Notre rapport détermine une série de lignes directrices pour remédier à cela. Il s’agit de favoriser les investissements qui combinent les deux dimensions en même temps. Le verdissement des logements sociaux, par exemple, permet de diminuer les émissions de CO2, mais aussi de réduire les coûts énergétiques pour un public davantage défavorisé.
Deuxièmement, lorsque l’on évoque les taxes carbone, par exemple, il y a différentes manières de les prélever. Selon la manière dont on le fait, on peut avoir impact très différent aussi. On pourrait imaginer des systèmes de taxation davantage progressifs.

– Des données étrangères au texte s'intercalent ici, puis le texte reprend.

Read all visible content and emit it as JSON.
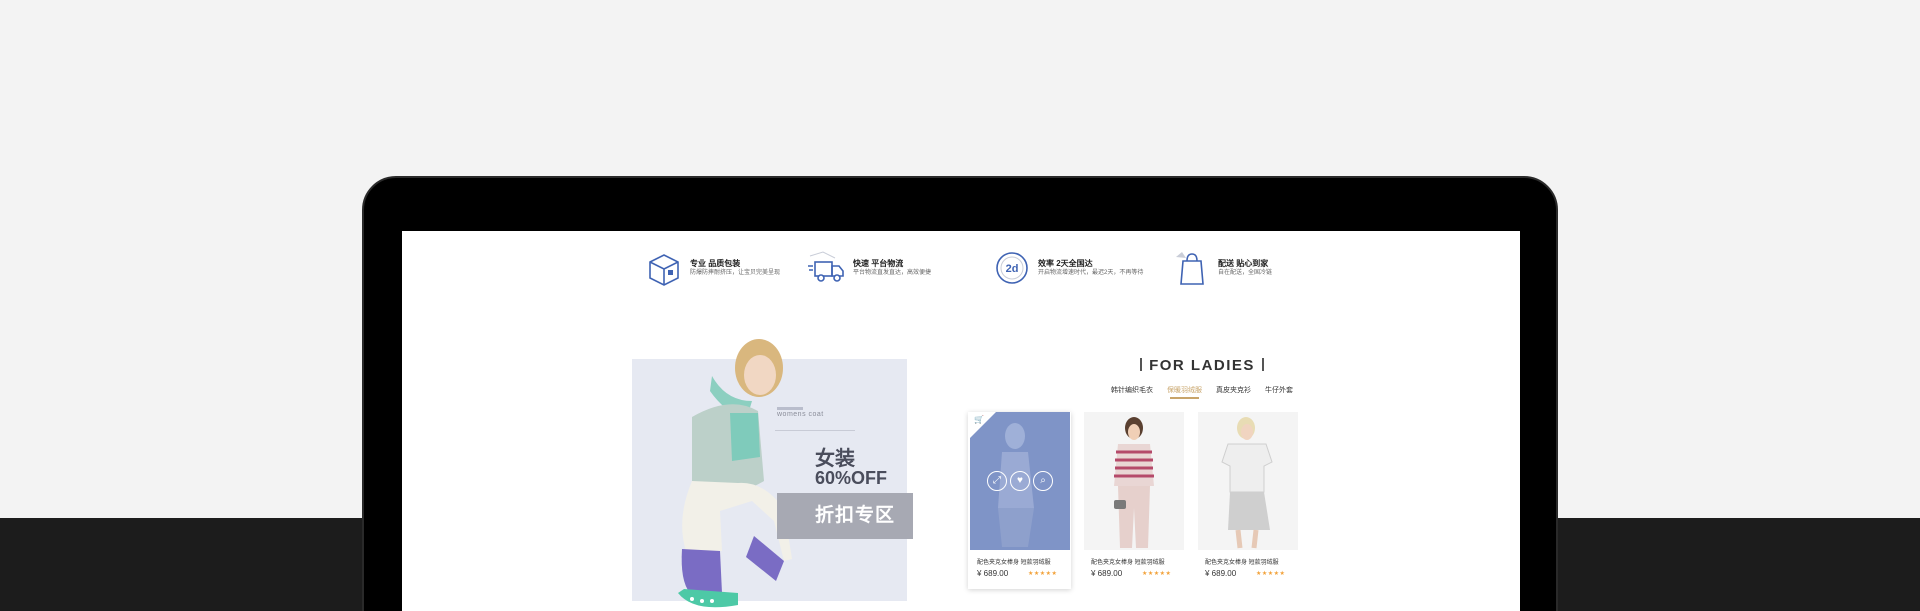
{
  "features": [
    {
      "title": "专业 品质包装",
      "sub": "防爆防摔耐挤压，让宝贝完美呈现",
      "icon": "package-box-icon"
    },
    {
      "title": "快速 平台物流",
      "sub": "平台物流直发直达，高效便捷",
      "icon": "delivery-truck-icon"
    },
    {
      "title": "效率 2天全国达",
      "sub": "开启物流增速时代，最迟2天，不再等待",
      "icon": "two-day-clock-icon"
    },
    {
      "title": "配送 贴心到家",
      "sub": "自在配送，全国冷链",
      "icon": "shopping-bag-icon"
    }
  ],
  "promo": {
    "sub": "womens coat",
    "title": "女装",
    "discount": "60%OFF",
    "button": "折扣专区"
  },
  "ladies": {
    "heading": "FOR LADIES",
    "tabs": [
      "韩针编织毛衣",
      "保暖羽绒服",
      "真皮夹克衫",
      "牛仔外套"
    ],
    "active_tab": 1,
    "products": [
      {
        "name": "配色夹克女棒身 短款羽绒服",
        "price": "¥ 689.00",
        "stars": "★★★★★"
      },
      {
        "name": "配色夹克女棒身 短款羽绒服",
        "price": "¥ 689.00",
        "stars": "★★★★★"
      },
      {
        "name": "配色夹克女棒身 短款羽绒服",
        "price": "¥ 689.00",
        "stars": "★★★★★"
      }
    ]
  },
  "colors": {
    "accent": "#c8a46a",
    "star": "#f2a23a",
    "promo_bg": "#e6e9f2",
    "featured_overlay": "#7f94c7"
  }
}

Troisièmement, lorsque l’on envisage des politiques sociales, comme ce fut le cas ces derniers mois pour compenser ‘augmentation des prix de l’énergie, on pourrait le faire en tenant davantage compte des impératifs environnementaux.

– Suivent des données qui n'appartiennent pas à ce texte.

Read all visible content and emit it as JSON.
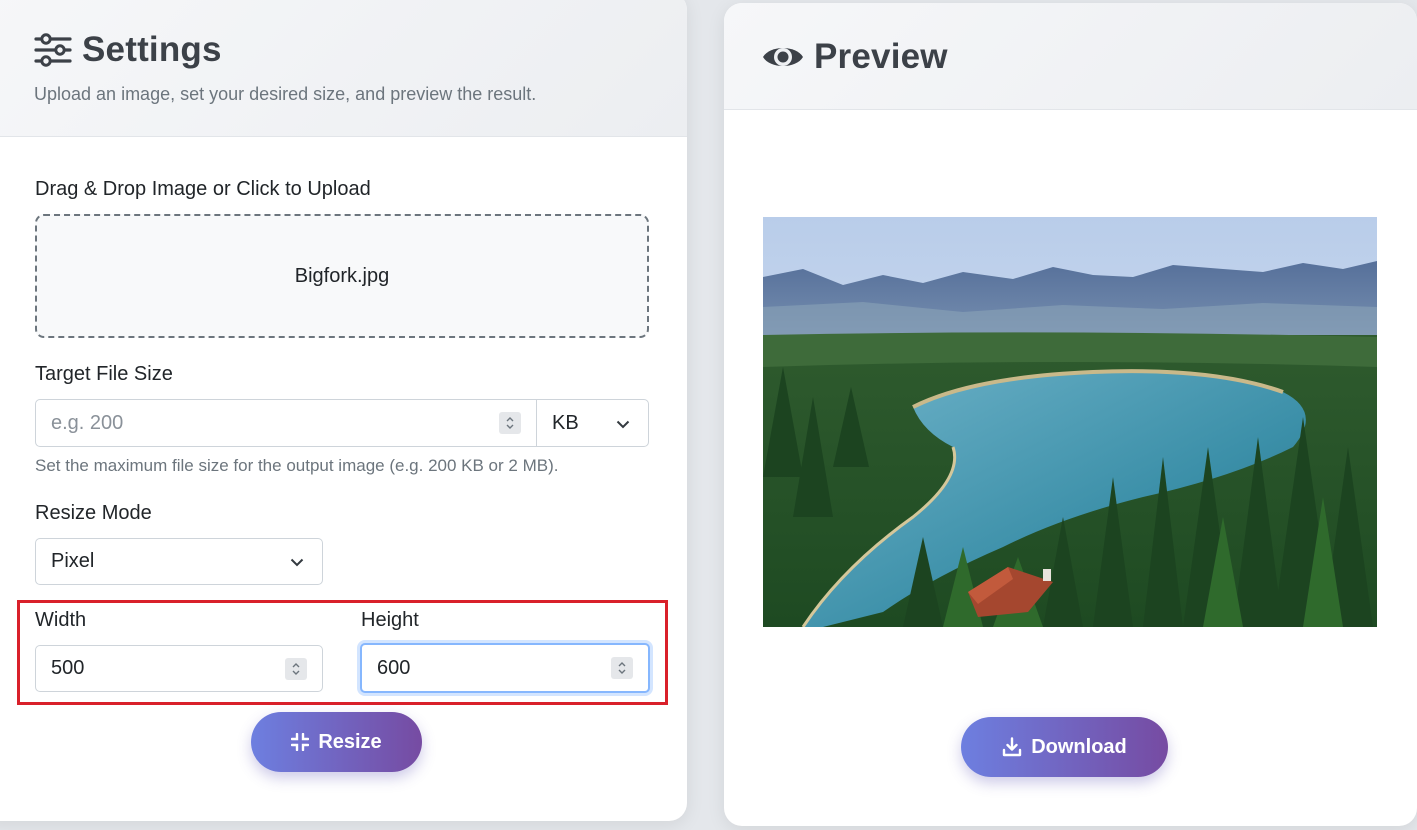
{
  "settings": {
    "title": "Settings",
    "title_icon": "sliders-icon",
    "subtitle": "Upload an image, set your desired size, and preview the result.",
    "upload_label": "Drag & Drop Image or Click to Upload",
    "uploaded_file": "Bigfork.jpg",
    "target_size_label": "Target File Size",
    "target_size_placeholder": "e.g. 200",
    "target_size_value": "",
    "unit_value": "KB",
    "target_size_help": "Set the maximum file size for the output image (e.g. 200 KB or 2 MB).",
    "resize_mode_label": "Resize Mode",
    "resize_mode_value": "Pixel",
    "width_label": "Width",
    "width_value": "500",
    "height_label": "Height",
    "height_value": "600",
    "resize_button": "Resize"
  },
  "preview": {
    "title": "Preview",
    "title_icon": "eye-icon",
    "image_alt": "Aerial view of a mountain lake surrounded by pine forest",
    "download_button": "Download"
  },
  "colors": {
    "accent_gradient_start": "#6d7fe0",
    "accent_gradient_end": "#764ba2",
    "highlight_border": "#d9202a",
    "focus_border": "#86b7fe"
  }
}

En ne donnant pas des chèques pour soutenir la consommation d’énergies fossiles, par exemple…
Exactement. Bien sûr, on sait que l’on ne s’en débarrassera pas du jour au lendemain, mais nous sommes aujourd’hui très loin de la trajectoire de diminution rapide des énergies fossiles dont nous aurions besoin.

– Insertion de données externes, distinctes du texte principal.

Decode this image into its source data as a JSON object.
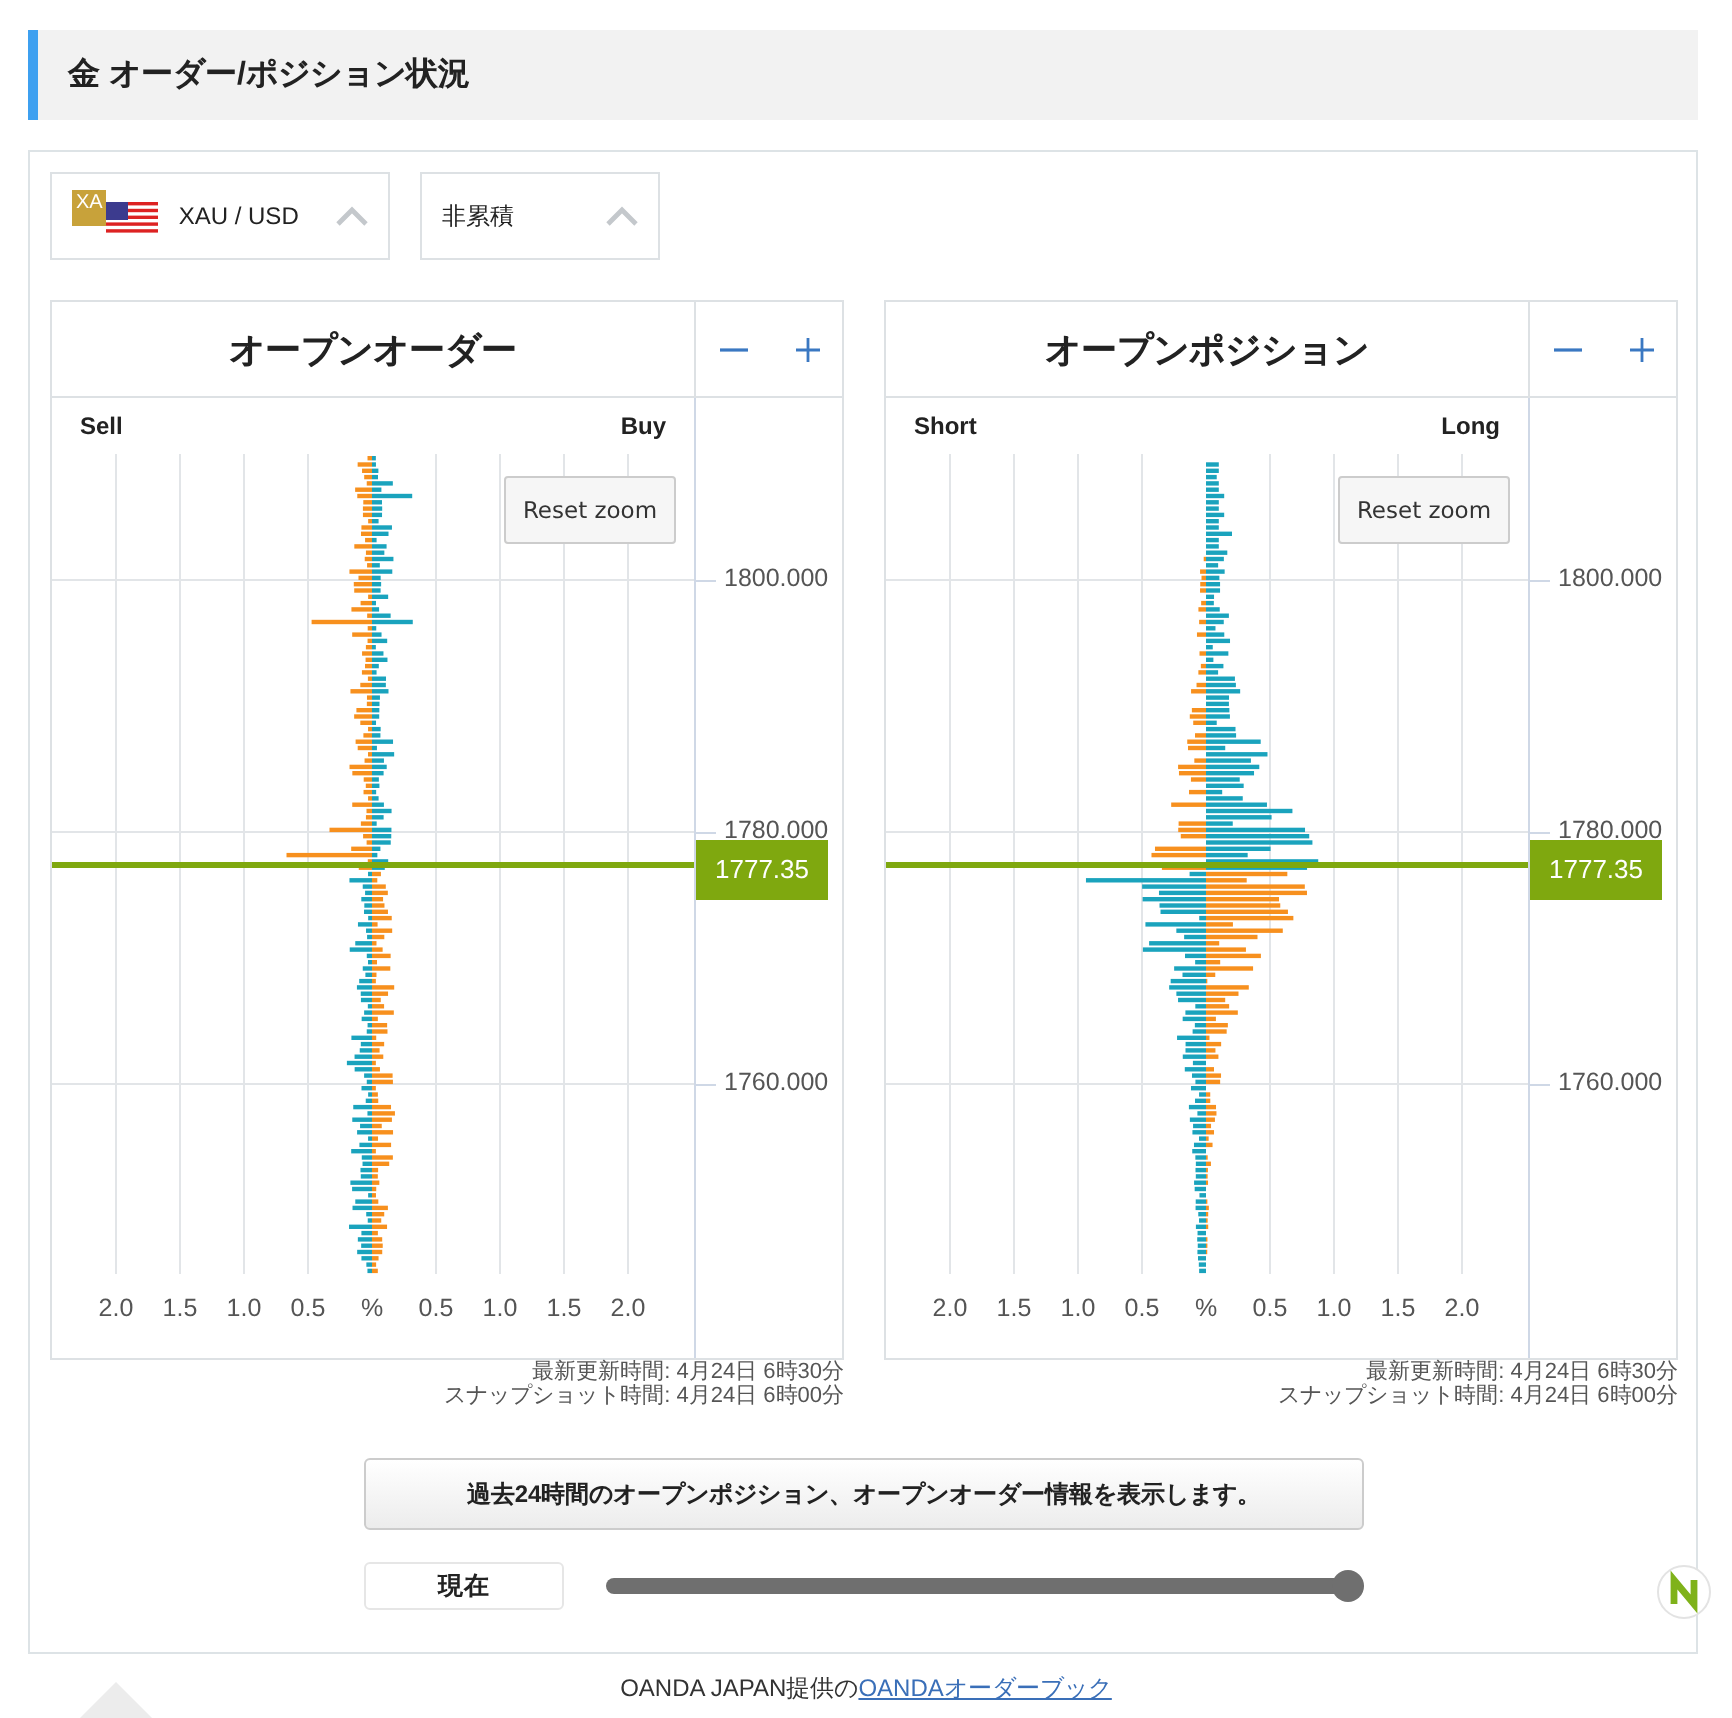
{
  "header": {
    "title": "金 オーダー/ポジション状況"
  },
  "selectors": [
    {
      "kind": "instrument",
      "badge": "XA",
      "label": "XAU / USD"
    },
    {
      "kind": "plain",
      "label": "非累積"
    }
  ],
  "charts": [
    {
      "kind": "order",
      "title": "オープンオーダー",
      "left_label": "Sell",
      "right_label": "Buy",
      "reset_button": "Reset zoom",
      "price_ticks": [
        "1800.000",
        "1780.000",
        "1760.000"
      ],
      "current_price": "1777.35",
      "x_ticks": [
        "2.0",
        "1.5",
        "1.0",
        "0.5",
        "%",
        "0.5",
        "1.0",
        "1.5",
        "2.0"
      ],
      "updated": "最新更新時間: 4月24日 6時30分",
      "snapshot": "スナップショット時間: 4月24日 6時00分"
    },
    {
      "kind": "position",
      "title": "オープンポジション",
      "left_label": "Short",
      "right_label": "Long",
      "reset_button": "Reset zoom",
      "price_ticks": [
        "1800.000",
        "1780.000",
        "1760.000"
      ],
      "current_price": "1777.35",
      "x_ticks": [
        "2.0",
        "1.5",
        "1.0",
        "0.5",
        "%",
        "0.5",
        "1.0",
        "1.5",
        "2.0"
      ],
      "updated": "最新更新時間: 4月24日 6時30分",
      "snapshot": "スナップショット時間: 4月24日 6時00分"
    }
  ],
  "history_button": "過去24時間のオープンポジション、オープンオーダー情報を表示します。",
  "slider": {
    "label": "現在",
    "level": 1
  },
  "footer": {
    "text": "OANDA JAPAN提供の",
    "link": "OANDAオーダーブック"
  }
}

Un enjeu majeur, c’est de veiller à l’acceptabilité de cette transition. De plus en plus de partis, notamment à l’extrême droite, en profitent parce que cette transition coûte cher…
Cette proposition d’un Etat “social-écologique” doit en effet permettre d’augmenter cette acceptabilité. L’importance d’un effet redistributif plus important est indéniable, de même qu’il est vital de répondre à cet enjeu démocratique. Lorsqu’il y a des projets participatifs ou des agoras citoyennes, on doit veiller à éviter les exclusions mais aussi, comme ce fut le cas de la Convention pour le climat en France, veiller à ce que le consensus qui s’en dégage soit repris. C’est sur ce sentiment de ruptures que grandissent les extrêmes.